It started with tomatoes. Whole Foods sent me on an heirloom tomato shopping spree (the best kind of shopping spree?). At home, standing over my yellow and red and stripey green and deep purple and blush pink bounty, I thought about beautiful tarts and sandwiches and simple salads, but what I really saw in those tomatoes was a deceptively simple bowl of pico de gallo.
Heirloom tomatoes in salsa are a beguiling revelation because when you first dip into that seemingly mundane bowl, you know what it's going to taste like, but then it's different. It's sweeter, and at the same time a little more tart. It's hard to put your finger on the difference except that you didn't know salsa could be this good. It's round with lusty tomato flavor.

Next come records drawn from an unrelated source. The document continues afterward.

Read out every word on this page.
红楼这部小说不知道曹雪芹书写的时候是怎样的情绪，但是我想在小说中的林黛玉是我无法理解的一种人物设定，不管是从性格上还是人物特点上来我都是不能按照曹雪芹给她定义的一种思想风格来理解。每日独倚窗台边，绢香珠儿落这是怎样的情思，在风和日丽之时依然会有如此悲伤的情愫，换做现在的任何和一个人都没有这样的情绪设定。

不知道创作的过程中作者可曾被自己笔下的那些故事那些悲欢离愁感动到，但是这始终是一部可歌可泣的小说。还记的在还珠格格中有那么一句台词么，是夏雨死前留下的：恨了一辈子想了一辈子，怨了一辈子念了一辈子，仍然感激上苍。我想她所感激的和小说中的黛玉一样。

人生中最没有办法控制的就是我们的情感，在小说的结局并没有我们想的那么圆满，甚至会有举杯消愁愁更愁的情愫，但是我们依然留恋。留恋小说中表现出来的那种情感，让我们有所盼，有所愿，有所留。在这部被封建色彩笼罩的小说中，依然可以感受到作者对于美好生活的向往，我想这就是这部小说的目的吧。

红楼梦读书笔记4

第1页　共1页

I put that heaping bowl in the middle of the table, and then nestled fresh baked chips, and slices of cucumber, and creamy warm beans, and a pitcher of margaritas all around it and called it dinner.

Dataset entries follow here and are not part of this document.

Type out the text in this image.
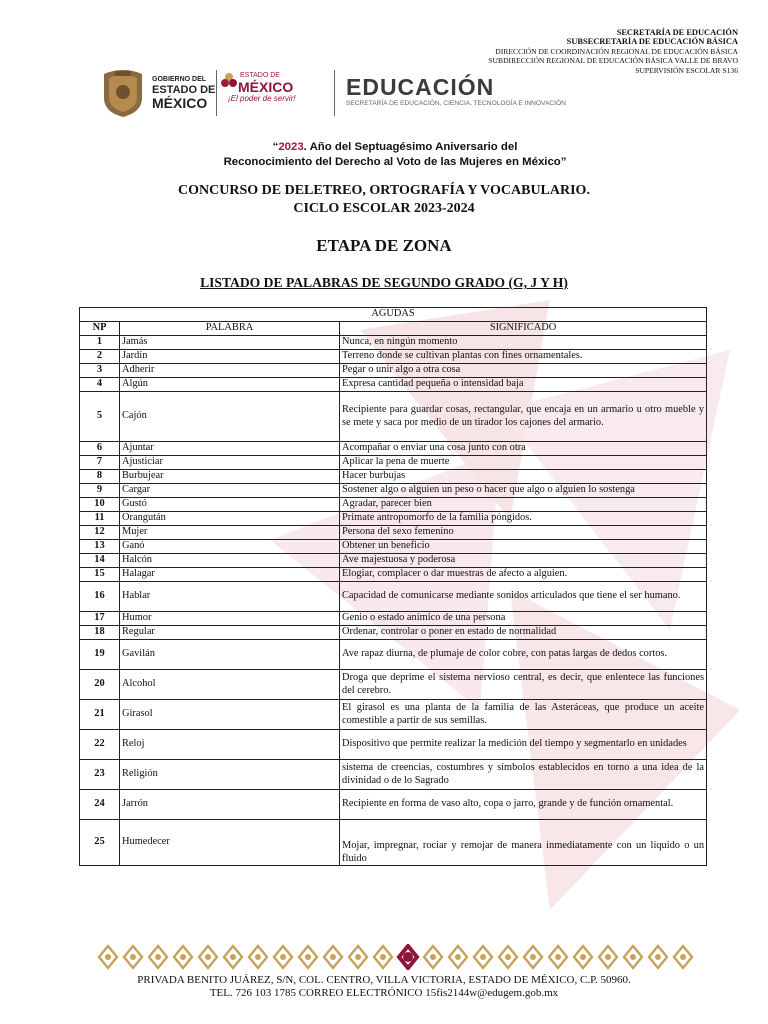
SECRETARÍA DE EDUCACIÓN
SUBSECRETARÍA DE EDUCACIÓN BÁSICA
DIRECCIÓN DE COORDINACIÓN REGIONAL DE EDUCACIÓN BÁSICA
SUBDIRECCIÓN REGIONAL DE EDUCACIÓN BÁSICA VALLE DE BRAVO
SUPERVISIÓN ESCOLAR S136
GOBIERNO DEL
ESTADO DE
MÉXICO
ESTADO DE
MÉXICO
¡El poder de servir! EDUCACIÓN
SECRETARÍA DE EDUCACIÓN, CIENCIA, TECNOLOGÍA E INNOVACIÓN
“2023. Año del Septuagésimo Aniversario del
Reconocimiento del Derecho al Voto de las Mujeres en México”
CONCURSO DE DELETREO, ORTOGRAFÍA Y VOCABULARIO.
CICLO ESCOLAR 2023-2024
ETAPA DE ZONA
LISTADO DE PALABRAS DE SEGUNDO GRADO (G, J Y H)
AGUDAS		
NP	PALABRA	SIGNIFICADO
1	Jamás	Nunca, en ningún momento
2	Jardín	Terreno donde se cultivan plantas con fines ornamentales.
3	Adherir	Pegar o unir algo a otra cosa
4	Algún	Expresa cantidad pequeña o intensidad baja
5	Cajón	Recipiente para guardar cosas, rectangular, que encaja en un armario u otro mueble y se mete y saca por medio de un tirador los cajones del armario.
6	Ajuntar	Acompañar o enviar una cosa junto con otra
7	Ajusticiar	Aplicar la pena de muerte
8	Burbujear	Hacer burbujas
9	Cargar	Sostener algo o alguien un peso o hacer que algo o alguien lo sostenga
10	Gustó	Agradar, parecer bien
11	Orangután	Primate antropomorfo de la familia póngidos.
12	Mujer	Persona del sexo femenino
13	Ganó	Obtener un beneficio
14	Halcón	Ave majestuosa y poderosa
15	Halagar	Elogiar, complacer o dar muestras de afecto a alguien.
16	Hablar	Capacidad de comunicarse mediante sonidos articulados que tiene el ser humano.
17	Humor	Genio o estado anímico de una persona
18	Regular	Ordenar, controlar o poner en estado de normalidad
19	Gavilán	Ave rapaz diurna, de plumaje de color cobre, con patas largas de dedos cortos.
20	Alcohol	Droga que deprime el sistema nervioso central, es decir, que enlentece las funciones del cerebro.
21	Girasol	El girasol es una planta de la familia de las Asteráceas, que produce un aceite comestible a partir de sus semillas.
22	Reloj	Dispositivo que permite realizar la medición del tiempo y segmentarlo en unidades
23	Religión	sistema de creencias, costumbres y símbolos establecidos en torno a una idea de la divinidad o de lo Sagrado
24	Jarrón	Recipiente en forma de vaso alto, copa o jarro, grande y de función ornamental.
25	Humedecer	Mojar, impregnar, rociar y remojar de manera inmediatamente con un líquido o un fluido
PRIVADA BENITO JUÁREZ, S/N, COL. CENTRO, VILLA VICTORIA, ESTADO DE MÉXICO, C.P. 50960.
TEL. 726 103 1785 CORREO ELECTRÓNICO 15fis2144w@edugem.gob.mx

Salsa this good deserves to be the main course.
Now it's your turn. Tell me about your favorite way to eat beautiful summer tomatoes in the comments below, and I'll enter you in a drawing to win your own tomato shopping spree with a $50 Whole Foods gift card. Contest closes Thursday, September 5, at 12AM PST. I'll announce the winner that morning.

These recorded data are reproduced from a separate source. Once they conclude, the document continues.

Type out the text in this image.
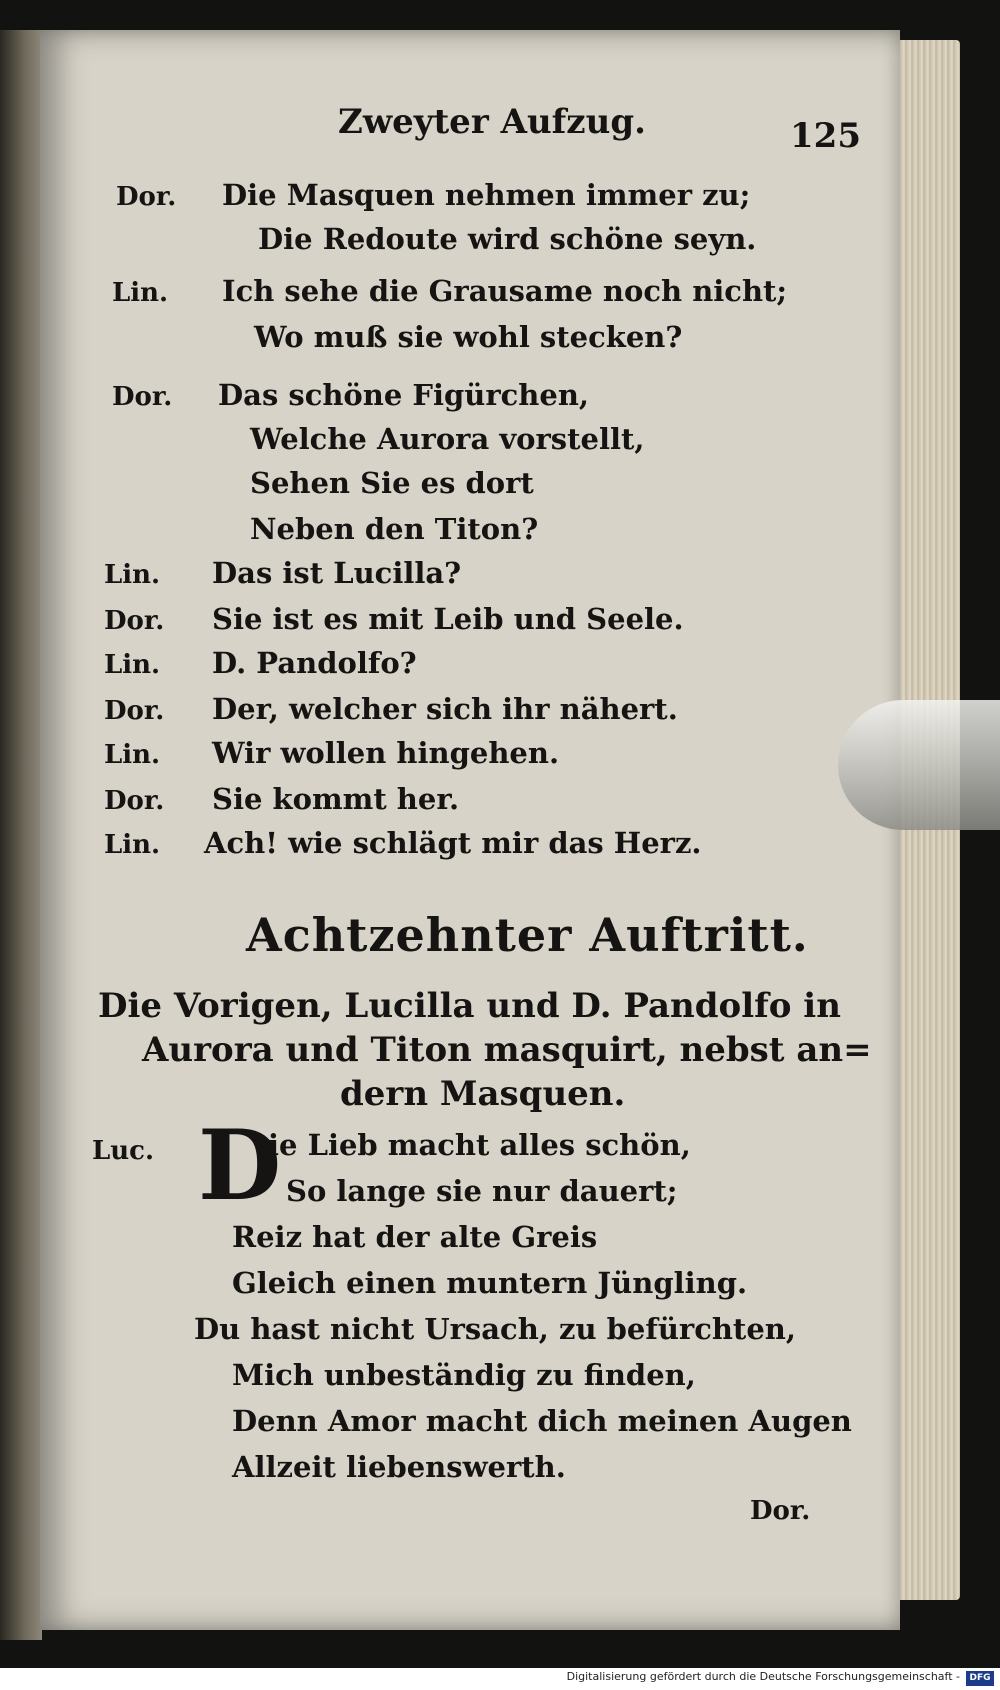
Zweyter Aufzug.	125
Dor. Die Masquen nehmen immer zu;
Die Redoute wird schöne seyn.
Lin. Ich sehe die Grausame noch nicht;
Wo muß sie wohl stecken?
Dor. Das schöne Figürchen,
Welche Aurora vorstellt,
Sehen Sie es dort
Neben den Titon?
Lin. Das ist Lucilla?
Dor. Sie ist es mit Leib und Seele.
Lin. D. Pandolfo?
Dor. Der, welcher sich ihr nähert.
Lin. Wir wollen hingehen.
Dor. Sie kommt her.
Lin. Ach! wie schlägt mir das Herz.
Achtzehnter Auftritt.
Die Vorigen, Lucilla und D. Pandolfo in
Aurora und Titon masquirt, nebst an=
dern Masquen.
Luc. D
ie Lieb macht alles schön,
So lange sie nur dauert;
Reiz hat der alte Greis
Gleich einen muntern Jüngling.
Du hast nicht Ursach, zu befürchten,
Mich unbeständig zu finden,
Denn Amor macht dich meinen Augen
Allzeit liebenswerth.
Dor.
Digitalisierung gefördert durch die Deutsche Forschungsgemeinschaft -	DFG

Heirloom Tomato Pico de Gallo
Choose a variety of heirlooms to make this beautiful and sweet, but if you need to stretch your tomato dollar, you could totally opt for one big gloriously fat pineapple tomato and flesh it out with some usually cheaper romas.
makes: about 4 cups salsa
takes: about 30 minutes
- 1 white onion, finely diced
- 2 pounds heirloom tomatoes
- 1 - 2 small chiles
- 1/2 bunch cilantro, or 1/2 cup finely chopped
- 1 - 2 tablespoons lime juice, to taste
- 1 - 2 teaspoons salt, to taste
Rinse the chopped onion, and then cover it with cool water and let it soak while you chop up the rest of the ingredients. You can skip this step if you have a fresh sweet onion. In the meantime, chop up the tomatoes, and mince the chiles and cilantro. In a large mixing bowl, gently fold them together along with a squeeze of lime and a few good pinches of salt. Drain the onion, shaking or patting it dry, and add it to the salsa. Stir to combine the flavors. Taste with a chip. Adjust lime juice, salt, and chile to your liking.
Baked Tortilla Chips
makes: 96 chips
takes: about 20 minutes, 2 active
- 1 dozen corn tortillas
- 1 - 2 tablespoons oil
Heat the oven to 350. Stack your tortillas on a cutting board, and then cut the stack into eighths. In a large bowl, toss the tortilla wedges with a good drizzle of oil and a few big pinches of salt. When they're well coated, spread them out on a baking sheet. Or if you want more uniformally crunchy chips, arrange them in a single layer on two sheets. I prefer both less fuss and a variety of textures in my chips - the crisp brown edges and occasional chewy bites let you know that these totally didn't come out of a bag. Bake for 15 - 18 minutes, with a flip half-way through. (More like 12 if you're going the single layer route.) Keep a close eye on them towards the end of baking. If any chips are looking really brown before the rest, pull them off and put the tray back in. Those are taster chips for the cook. When the rest are golden and crisp, whisk them to the table to enjoy warm with your heaping bowl of fresh salsa.